Growers who endured through citrus greening, decline in demand, and Hurricane Irma may not be able to hang on while Florida’s traditional buyers fulfill contracts with Brazil and Mexico.

“Citrus in Florida is an immense struggle,” Albritton said. “There are people all over the state turning the switch off today on irrigation and fertilizer and those things because they don’t have a crop sold.

“What we’ve seen, because of market pressures, is people walk away from taking care of a grove. And you can’t just put fertilizer on it again in two years and kick-start it. With citrus greening, it will collapse. You can’t just walk away and restart.

“This will be the season, not ‘the season’ as in a single season, but a stretch, a season of time, when whoever’s going to survive in the citrus business will come out the other end – and there’s going to be lots of people who don’t. And that’s a fact.”

Sen. Doug Broxson, a northwest Florida Republican, and others who serve with Albritton on the Senate Agriculture Committee said lawmakers and the industry must work together to keep the Sunshine State’s signature crop alive.

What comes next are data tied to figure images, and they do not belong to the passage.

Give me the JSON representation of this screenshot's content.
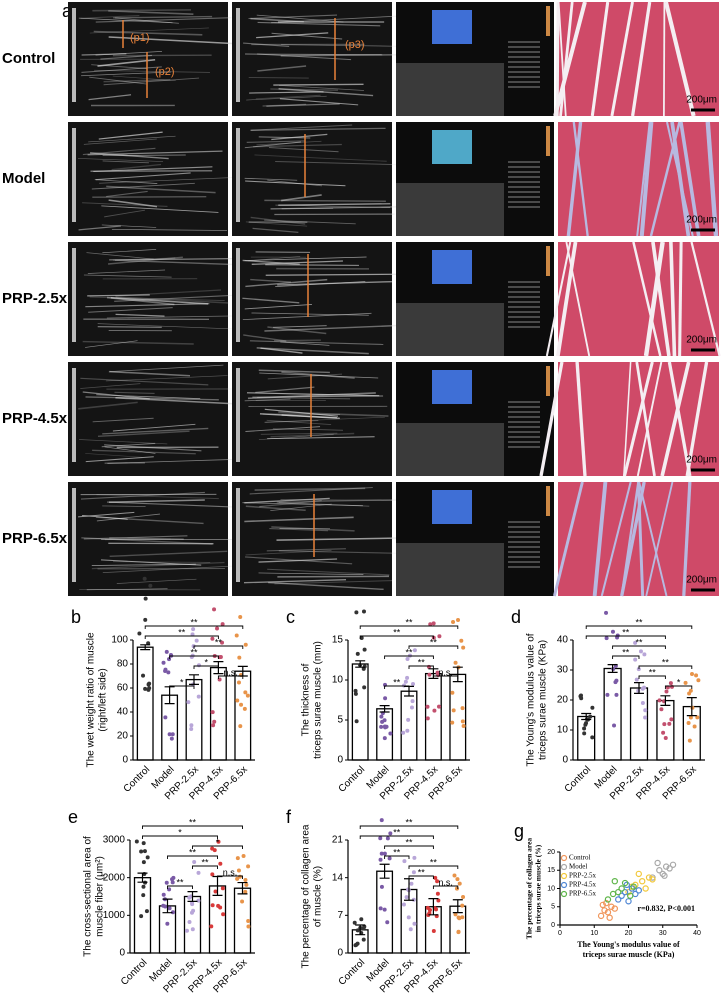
{
  "panel_a": {
    "label": "a",
    "rows": [
      {
        "label": "Control",
        "scale_bar": "200μm"
      },
      {
        "label": "Model",
        "scale_bar": "200μm"
      },
      {
        "label": "PRP-2.5x",
        "scale_bar": "200μm"
      },
      {
        "label": "PRP-4.5x",
        "scale_bar": "200μm"
      },
      {
        "label": "PRP-6.5x",
        "scale_bar": "200μm"
      }
    ],
    "annotations": [
      "(p1)",
      "(p2)",
      "(p3)"
    ]
  },
  "chart_data": [
    {
      "panel": "b",
      "type": "bar",
      "categories": [
        "Control",
        "Model",
        "PRP-2.5x",
        "PRP-4.5x",
        "PRP-6.5x"
      ],
      "values": [
        94,
        54,
        67,
        77,
        74
      ],
      "errors": [
        2,
        7,
        4,
        5,
        4
      ],
      "colors": [
        "#333333",
        "#7a5aa6",
        "#b8a6d8",
        "#c2506e",
        "#e8944a"
      ],
      "ylabel": [
        "The wet weight ratio of muscle",
        "(right/left side)"
      ],
      "ylim": [
        0,
        100
      ],
      "yticks": [
        0,
        20,
        40,
        60,
        80,
        100
      ],
      "significance": [
        {
          "groups": [
            "Control",
            "PRP-6.5x"
          ],
          "label": "**"
        },
        {
          "groups": [
            "Control",
            "PRP-4.5x"
          ],
          "label": "**"
        },
        {
          "groups": [
            "PRP-2.5x",
            "PRP-6.5x"
          ],
          "label": "**"
        },
        {
          "groups": [
            "Model",
            "PRP-4.5x"
          ],
          "label": "**"
        },
        {
          "groups": [
            "PRP-2.5x",
            "PRP-4.5x"
          ],
          "label": "*"
        },
        {
          "groups": [
            "PRP-4.5x",
            "PRP-6.5x"
          ],
          "label": "n.s."
        },
        {
          "groups": [
            "Model",
            "PRP-2.5x"
          ],
          "label": "*"
        }
      ]
    },
    {
      "panel": "c",
      "type": "bar",
      "categories": [
        "Control",
        "Model",
        "PRP-2.5x",
        "PRP-4.5x",
        "PRP-6.5x"
      ],
      "values": [
        12.0,
        6.4,
        8.6,
        10.8,
        10.7
      ],
      "errors": [
        0.4,
        0.4,
        0.6,
        0.6,
        0.9
      ],
      "colors": [
        "#333333",
        "#7a5aa6",
        "#b8a6d8",
        "#c2506e",
        "#e8944a"
      ],
      "ylabel": [
        "The thickness of",
        "triceps surae muscle (mm)"
      ],
      "ylim": [
        0,
        15
      ],
      "yticks": [
        0,
        5,
        10,
        15
      ],
      "significance": [
        {
          "groups": [
            "Control",
            "PRP-6.5x"
          ],
          "label": "**"
        },
        {
          "groups": [
            "Control",
            "PRP-4.5x"
          ],
          "label": "**"
        },
        {
          "groups": [
            "PRP-2.5x",
            "PRP-6.5x"
          ],
          "label": "**"
        },
        {
          "groups": [
            "Model",
            "PRP-4.5x"
          ],
          "label": "**"
        },
        {
          "groups": [
            "PRP-2.5x",
            "PRP-4.5x"
          ],
          "label": "**"
        },
        {
          "groups": [
            "PRP-4.5x",
            "PRP-6.5x"
          ],
          "label": "n.s."
        },
        {
          "groups": [
            "Model",
            "PRP-2.5x"
          ],
          "label": "**"
        }
      ]
    },
    {
      "panel": "d",
      "type": "bar",
      "categories": [
        "Control",
        "Model",
        "PRP-2.5x",
        "PRP-4.5x",
        "PRP-6.5x"
      ],
      "values": [
        14.5,
        30.5,
        24,
        19.8,
        17.8
      ],
      "errors": [
        1,
        1.3,
        1.8,
        1.6,
        3
      ],
      "colors": [
        "#333333",
        "#7a5aa6",
        "#b8a6d8",
        "#c2506e",
        "#e8944a"
      ],
      "ylabel": [
        "The Young's modulus value of",
        "triceps surae muscle (KPa)"
      ],
      "ylim": [
        0,
        40
      ],
      "yticks": [
        0,
        10,
        20,
        30,
        40
      ],
      "significance": [
        {
          "groups": [
            "Control",
            "PRP-6.5x"
          ],
          "label": "**"
        },
        {
          "groups": [
            "Control",
            "PRP-4.5x"
          ],
          "label": "**"
        },
        {
          "groups": [
            "Model",
            "PRP-4.5x"
          ],
          "label": "**"
        },
        {
          "groups": [
            "Model",
            "PRP-2.5x"
          ],
          "label": "**"
        },
        {
          "groups": [
            "PRP-2.5x",
            "PRP-6.5x"
          ],
          "label": "**"
        },
        {
          "groups": [
            "PRP-2.5x",
            "PRP-4.5x"
          ],
          "label": "**"
        },
        {
          "groups": [
            "PRP-4.5x",
            "PRP-6.5x"
          ],
          "label": "*"
        }
      ]
    },
    {
      "panel": "e",
      "type": "bar",
      "categories": [
        "Control",
        "Model",
        "PRP-2.5x",
        "PRP-4.5x",
        "PRP-6.5x"
      ],
      "values": [
        2000,
        1250,
        1500,
        1780,
        1720
      ],
      "errors": [
        120,
        180,
        130,
        250,
        150
      ],
      "colors": [
        "#333333",
        "#7a5aa6",
        "#b8a6d8",
        "#d83a3a",
        "#e8944a"
      ],
      "ylabel": [
        "The cross-sectional area of",
        "muscle fiber (μm²)"
      ],
      "ylim": [
        0,
        3000
      ],
      "yticks": [
        0,
        1000,
        2000,
        3000
      ],
      "significance": [
        {
          "groups": [
            "Control",
            "PRP-6.5x"
          ],
          "label": "**"
        },
        {
          "groups": [
            "Control",
            "PRP-4.5x"
          ],
          "label": "*"
        },
        {
          "groups": [
            "PRP-2.5x",
            "PRP-6.5x"
          ],
          "label": "*"
        },
        {
          "groups": [
            "Model",
            "PRP-4.5x"
          ],
          "label": "**"
        },
        {
          "groups": [
            "PRP-2.5x",
            "PRP-4.5x"
          ],
          "label": "**"
        },
        {
          "groups": [
            "PRP-4.5x",
            "PRP-6.5x"
          ],
          "label": "n.s."
        },
        {
          "groups": [
            "Model",
            "PRP-2.5x"
          ],
          "label": "**"
        }
      ]
    },
    {
      "panel": "f",
      "type": "bar",
      "categories": [
        "Control",
        "Model",
        "PRP-2.5x",
        "PRP-4.5x",
        "PRP-6.5x"
      ],
      "values": [
        4.3,
        15.2,
        11.8,
        8.6,
        8.7
      ],
      "errors": [
        0.9,
        1.3,
        2,
        1.5,
        1.2
      ],
      "colors": [
        "#333333",
        "#7a5aa6",
        "#b8a6d8",
        "#d83a3a",
        "#e8944a"
      ],
      "ylabel": [
        "The percentage of collagen area",
        "of muscle (%)"
      ],
      "ylim": [
        0,
        21
      ],
      "yticks": [
        0,
        7,
        14,
        21
      ],
      "significance": [
        {
          "groups": [
            "Control",
            "PRP-6.5x"
          ],
          "label": "**"
        },
        {
          "groups": [
            "Control",
            "PRP-4.5x"
          ],
          "label": "**"
        },
        {
          "groups": [
            "Model",
            "PRP-4.5x"
          ],
          "label": "**"
        },
        {
          "groups": [
            "Model",
            "PRP-2.5x"
          ],
          "label": "**"
        },
        {
          "groups": [
            "PRP-2.5x",
            "PRP-6.5x"
          ],
          "label": "**"
        },
        {
          "groups": [
            "PRP-2.5x",
            "PRP-4.5x"
          ],
          "label": "**"
        },
        {
          "groups": [
            "PRP-4.5x",
            "PRP-6.5x"
          ],
          "label": "n.s."
        }
      ]
    },
    {
      "panel": "g",
      "type": "scatter",
      "xlabel": [
        "The Young's modulus value of",
        "triceps surae muscle (KPa)"
      ],
      "ylabel": [
        "The percentage of collagen area",
        "in triceps surae muscle (%)"
      ],
      "annotation": "r=0.832, P<0.001",
      "xlim": [
        0,
        40
      ],
      "xticks": [
        0,
        10,
        20,
        30,
        40
      ],
      "ylim": [
        0,
        20
      ],
      "yticks": [
        0,
        5,
        10,
        15,
        20
      ],
      "legend": "upper left",
      "series": [
        {
          "name": "Control",
          "color": "#f0955a",
          "x": [
            12,
            13,
            14,
            15,
            13.5,
            16,
            14.5,
            12.5
          ],
          "y": [
            2.5,
            4,
            3.5,
            5,
            6,
            4.5,
            2,
            5.5
          ]
        },
        {
          "name": "Model",
          "color": "#a8a8a8",
          "x": [
            27,
            29,
            30,
            31,
            32,
            28.5,
            33,
            30.5
          ],
          "y": [
            13,
            15,
            14,
            16,
            15.5,
            17,
            16.5,
            13.5
          ]
        },
        {
          "name": "PRP-2.5x",
          "color": "#f2c83a",
          "x": [
            20,
            22,
            24,
            25,
            26,
            23,
            27,
            21
          ],
          "y": [
            9,
            11,
            12,
            10,
            13,
            14,
            12.5,
            10.5
          ]
        },
        {
          "name": "PRP-4.5x",
          "color": "#4f86d4",
          "x": [
            17,
            18,
            19,
            20,
            21,
            22,
            19.5,
            23
          ],
          "y": [
            7,
            8,
            9,
            6.5,
            10,
            8.5,
            11,
            9.5
          ]
        },
        {
          "name": "PRP-6.5x",
          "color": "#5db548",
          "x": [
            14,
            15.5,
            17,
            18,
            19,
            20.5,
            16,
            21.5
          ],
          "y": [
            7,
            8.5,
            9,
            10,
            11.5,
            8,
            12,
            10.5
          ]
        }
      ]
    }
  ]
}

He said he is “very disappointed” to find it in dire straits.

“We knew as the 17th largest economy in the world that we would have some hiccups in our economy over a period of time. I’m very disappointed that we have not allocated enough money to do a 9-1-1 about our citrus industry, where we could tap into those monies that we’ve spent for the last 10 to 15 years, to tell people about who Florida is and our overall product, not only tourism but things like our citrus economy,” Broxson said.

At Florida Citrus Mutual, Meadows clings to optimism despite 15 years of difficulties, any one of which could have been pivotal for the industry.

“It’s been a ‘pivotal year’ for us for the last decade and a half,” Meadows said.